During the 1960s, information processing became the dominant model in psychology for understanding mental processes. This provided an important theoretical basis for cognitive neuropsychology, as it allowed an explanation of what areas of the brain might be doing (i.e. processing information in specific and specialised ways) and also allowed brain injury to be understood in abstract terms as impairment in the information processing abilities of larger cognitive system.


The 'lesion method' (using brain injury or lesions to infer cognitive function) was probably best described unwittingly by singer-songwriter Joni Mitchell when she wrote "You don't know what you've got 'till it's gone". By understanding what a person can no longer do, and correlating this with a knowledge of exactly which parts of the nervous system are damaged, it is possible to infer previously undiscovered functional relationships.

By using this method, it should also be possible to discover whether a skill is handled by a single cognitive process or a combination of several working together.
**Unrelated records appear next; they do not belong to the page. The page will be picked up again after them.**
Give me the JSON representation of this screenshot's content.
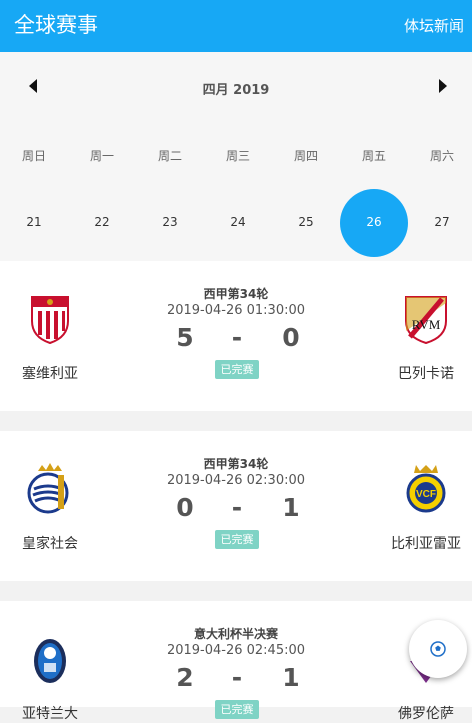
{
  "header": {
    "title": "全球赛事",
    "news_link": "体坛新闻"
  },
  "calendar": {
    "month": "四月 2019",
    "weekdays": [
      "周日",
      "周一",
      "周二",
      "周三",
      "周四",
      "周五",
      "周六"
    ],
    "days": [
      "21",
      "22",
      "23",
      "24",
      "25",
      "26",
      "27"
    ],
    "selected_day": "26"
  },
  "matches": [
    {
      "league": "西甲第34轮",
      "time": "2019-04-26 01:30:00",
      "home_score": "5",
      "separator": "-",
      "away_score": "0",
      "status": "已完赛",
      "home_team": "塞维利亚",
      "away_team": "巴列卡诺",
      "home_logo_text": "",
      "away_logo_text": "RVM"
    },
    {
      "league": "西甲第34轮",
      "time": "2019-04-26 02:30:00",
      "home_score": "0",
      "separator": "-",
      "away_score": "1",
      "status": "已完赛",
      "home_team": "皇家社会",
      "away_team": "比利亚雷亚",
      "away_logo_text": "VCF"
    },
    {
      "league": "意大利杯半决赛",
      "time": "2019-04-26 02:45:00",
      "home_score": "2",
      "separator": "-",
      "away_score": "1",
      "status": "已完赛",
      "home_team": "亚特兰大",
      "away_team": "佛罗伦萨"
    }
  ],
  "colors": {
    "brand": "#17a8f5",
    "status": "#7fd3c5"
  },
  "fab": {
    "icon": "soccer-ball-icon"
  }
}
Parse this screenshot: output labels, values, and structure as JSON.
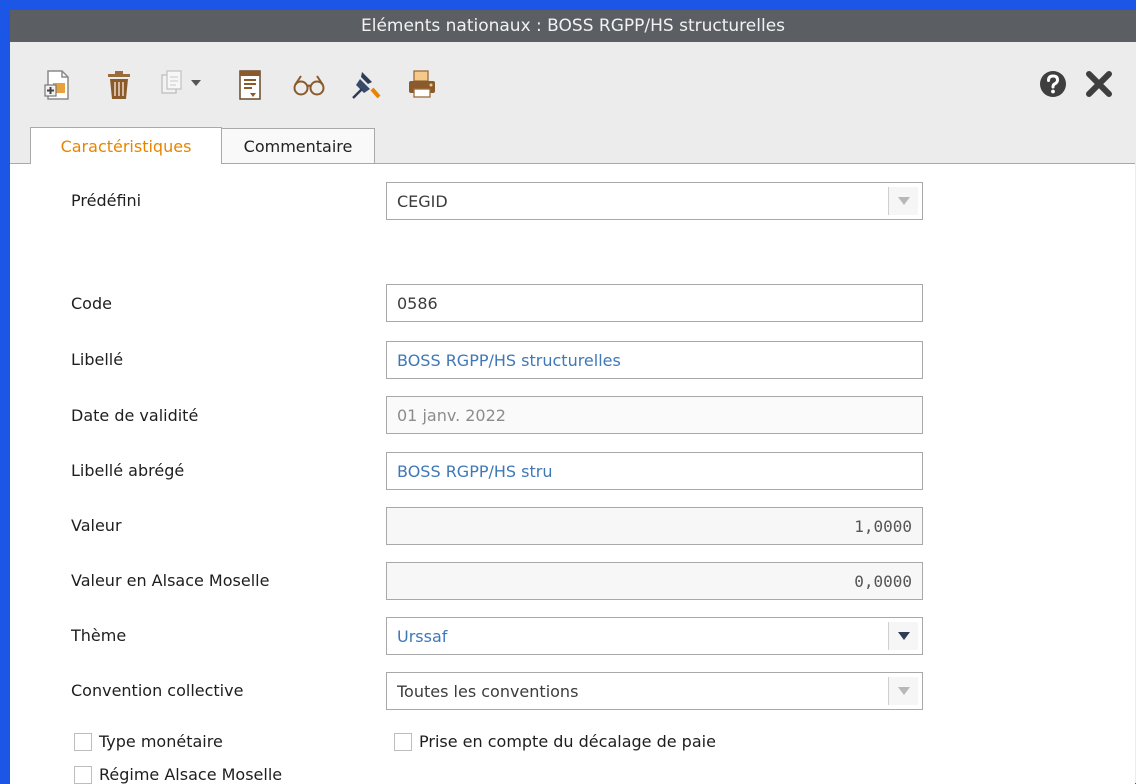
{
  "window": {
    "title": "Eléments nationaux :  BOSS RGPP/HS structurelles"
  },
  "toolbar": {
    "icons": [
      "new-document-icon",
      "delete-trash-icon",
      "copy-icon",
      "dropdown-arrow-icon",
      "report-icon",
      "glasses-icon",
      "pin-icon",
      "print-icon",
      "help-icon",
      "close-icon"
    ]
  },
  "tabs": [
    {
      "label": "Caractéristiques",
      "active": true
    },
    {
      "label": "Commentaire",
      "active": false
    }
  ],
  "form": {
    "predefini": {
      "label": "Prédéfini",
      "value": "CEGID"
    },
    "code": {
      "label": "Code",
      "value": "0586"
    },
    "libelle": {
      "label": "Libellé",
      "value": "BOSS RGPP/HS structurelles"
    },
    "date_validite": {
      "label": "Date de validité",
      "value": "01 janv. 2022"
    },
    "libelle_abrege": {
      "label": "Libellé abrégé",
      "value": "BOSS RGPP/HS stru"
    },
    "valeur": {
      "label": "Valeur",
      "value": "1,0000"
    },
    "valeur_alsace": {
      "label": "Valeur en Alsace Moselle",
      "value": "0,0000"
    },
    "theme": {
      "label": "Thème",
      "value": "Urssaf"
    },
    "convention": {
      "label": "Convention collective",
      "value": "Toutes les conventions"
    },
    "type_monetaire": {
      "label": "Type monétaire",
      "checked": false
    },
    "decalage_paie": {
      "label": "Prise en compte du décalage de paie",
      "checked": false
    },
    "regime_alsace": {
      "label": "Régime Alsace Moselle",
      "checked": false
    }
  },
  "colors": {
    "accent_tab": "#e88500",
    "title_bar": "#5b5f64",
    "frame": "#1c56e6",
    "field_blue_text": "#3f78b7"
  }
}
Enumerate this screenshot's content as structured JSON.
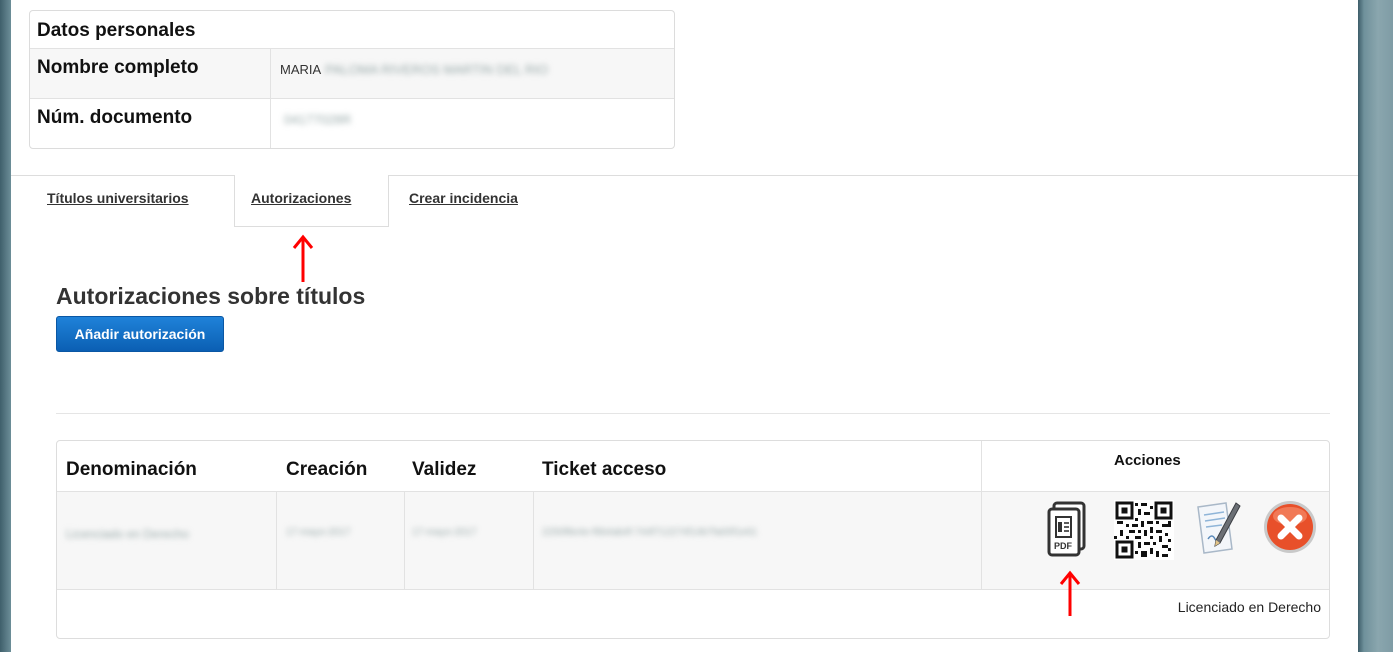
{
  "personal": {
    "title": "Datos personales",
    "name_label": "Nombre completo",
    "name_value": "MARIA",
    "name_value_blurred": "PALOMA RIVEROS MARTIN DEL RIO",
    "doc_label": "Núm. documento",
    "doc_value_blurred": "04177028R"
  },
  "tabs": [
    {
      "label": "Títulos universitarios"
    },
    {
      "label": "Autorizaciones",
      "active": true
    },
    {
      "label": "Crear incidencia"
    }
  ],
  "section": {
    "title": "Autorizaciones sobre títulos",
    "add_button": "Añadir autorización"
  },
  "table": {
    "headers": [
      "Denominación",
      "Creación",
      "Validez",
      "Ticket acceso",
      "Acciones"
    ],
    "row": {
      "denominacion": "Licenciado en Derecho",
      "creacion": "17-mayo-2017",
      "validez": "17-mayo-2017",
      "ticket": "2250f8e4e-f6b4ab4f-744f712274f14b7fa00f1e61"
    },
    "row_caption": "Licenciado en Derecho"
  },
  "icons": {
    "pdf": "pdf-icon",
    "qr": "qr-code-icon",
    "edit": "edit-document-icon",
    "delete": "delete-icon"
  },
  "colors": {
    "primary_button": "#1a73c9",
    "annotation_arrow": "#ff0000",
    "delete": "#e8502a"
  }
}
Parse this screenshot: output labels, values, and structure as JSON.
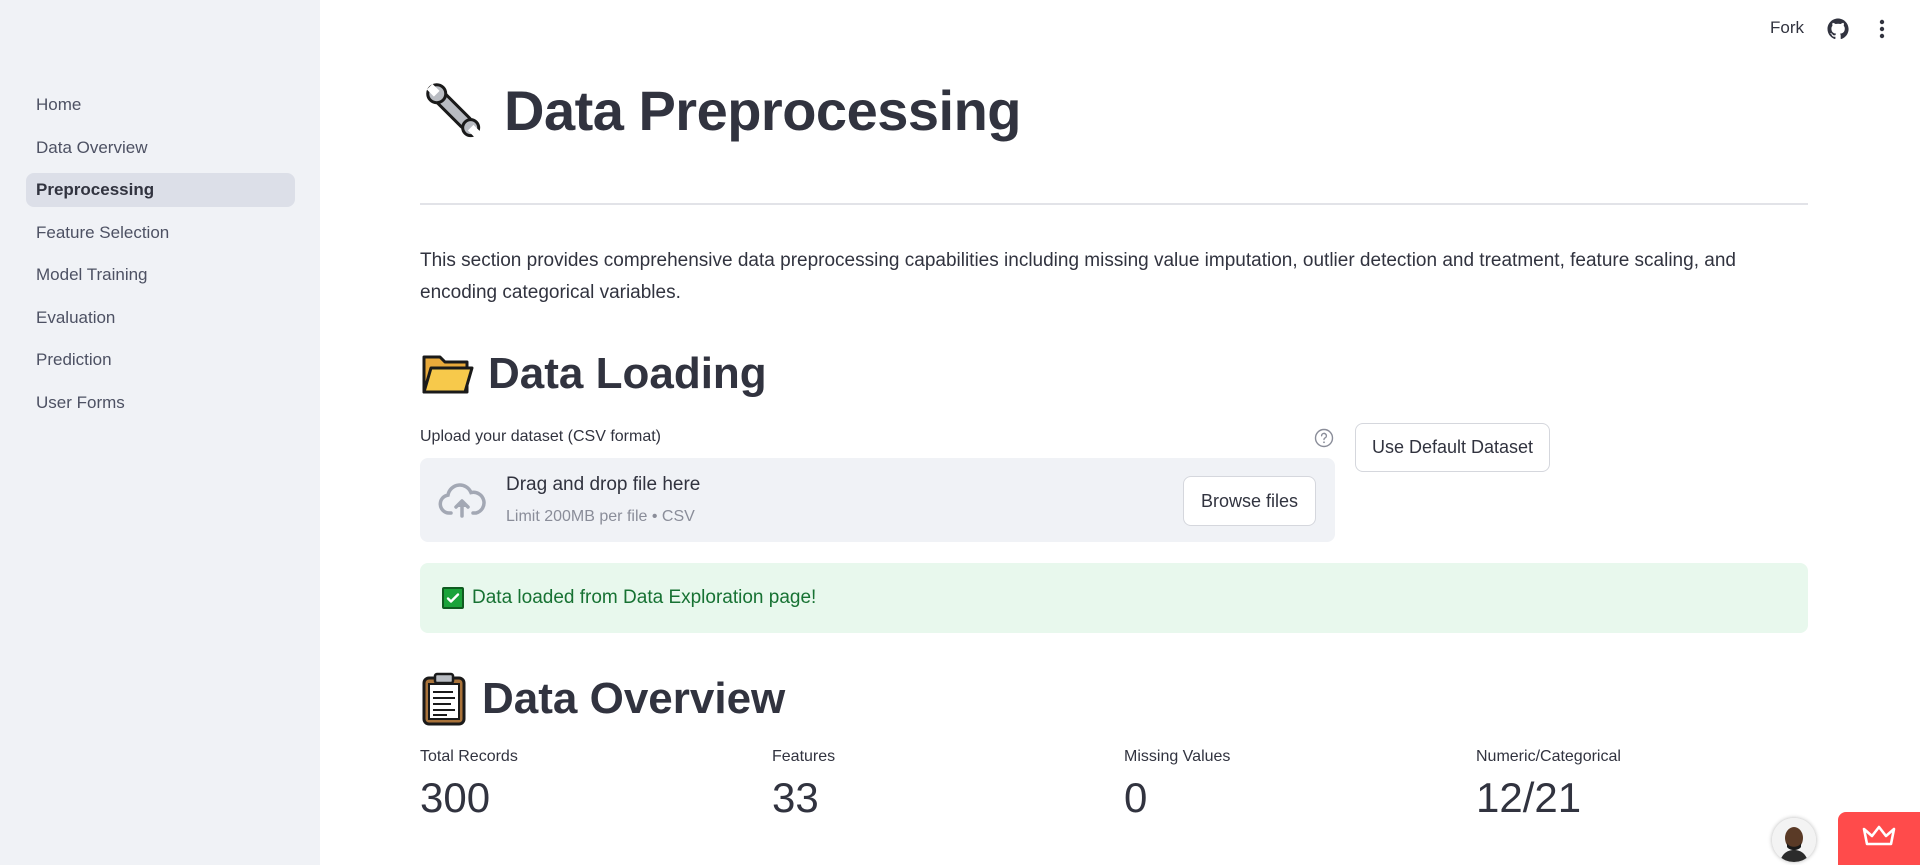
{
  "sidebar": {
    "items": [
      {
        "label": "Home"
      },
      {
        "label": "Data Overview"
      },
      {
        "label": "Preprocessing"
      },
      {
        "label": "Feature Selection"
      },
      {
        "label": "Model Training"
      },
      {
        "label": "Evaluation"
      },
      {
        "label": "Prediction"
      },
      {
        "label": "User Forms"
      }
    ],
    "active_index": 2
  },
  "topbar": {
    "fork_label": "Fork"
  },
  "page": {
    "title": "Data Preprocessing",
    "title_icon": "wrench-icon",
    "intro": "This section provides comprehensive data preprocessing capabilities including missing value imputation, outlier detection and treatment, feature scaling, and encoding categorical variables."
  },
  "data_loading": {
    "heading": "Data Loading",
    "heading_icon": "folder-icon",
    "upload_label": "Upload your dataset (CSV format)",
    "dropzone_title": "Drag and drop file here",
    "dropzone_subtitle": "Limit 200MB per file • CSV",
    "browse_label": "Browse files",
    "default_button_label": "Use Default Dataset",
    "success_message": "Data loaded from Data Exploration page!"
  },
  "data_overview": {
    "heading": "Data Overview",
    "heading_icon": "clipboard-icon",
    "metrics": [
      {
        "label": "Total Records",
        "value": "300"
      },
      {
        "label": "Features",
        "value": "33"
      },
      {
        "label": "Missing Values",
        "value": "0"
      },
      {
        "label": "Numeric/Categorical",
        "value": "12/21"
      }
    ]
  },
  "colors": {
    "accent": "#FF4B4B",
    "sidebar_bg": "#F0F2F6",
    "success_bg": "#E8F8ED",
    "success_text": "#177233",
    "text": "#31333F"
  }
}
For example, if a theory states that reading and writing are simply different skills stemming from a single cognitive process, it should not be possible to find a person who, after brain injury, can write but not read or read but not write. This selective breakdown in skills suggests that different parts of the brain are specialised for the different processes and so the cognitive systems are separable.

The philosopher Jerry Fodor has been particularly influential in cognitive neuropsychology, particularly with the idea that the mind, or at least certain parts of it, may be organised into independent modules. Evidence that cognitive skills may be damaged independently seem to support this theory to some degree, although it is clear that some aspects of mind (such as belief for example) are unlikely to be modular. Ironically, Fodor (a strict functionalist) rejects the idea that the neurological properties of the brain have any bearing on its cognitive properties and doubts the whole discipline of cognitive neuropsychology.

Cognitive neuropsychology also uses many of the same techniques and technologies from the wider science of neuropsychology and fields such as cognitive neuroscience. These may include brain imaging, electrophysiology and neuropsychological tests to measure either brain function or psychological performance.

The principles of cognitive neuropsychology have recently been applied to mental illness, with a view to understanding, for example, what the study of delusions may tell us about the function of normal belief. This relatively young field is known as cognitive neuropsychiatry.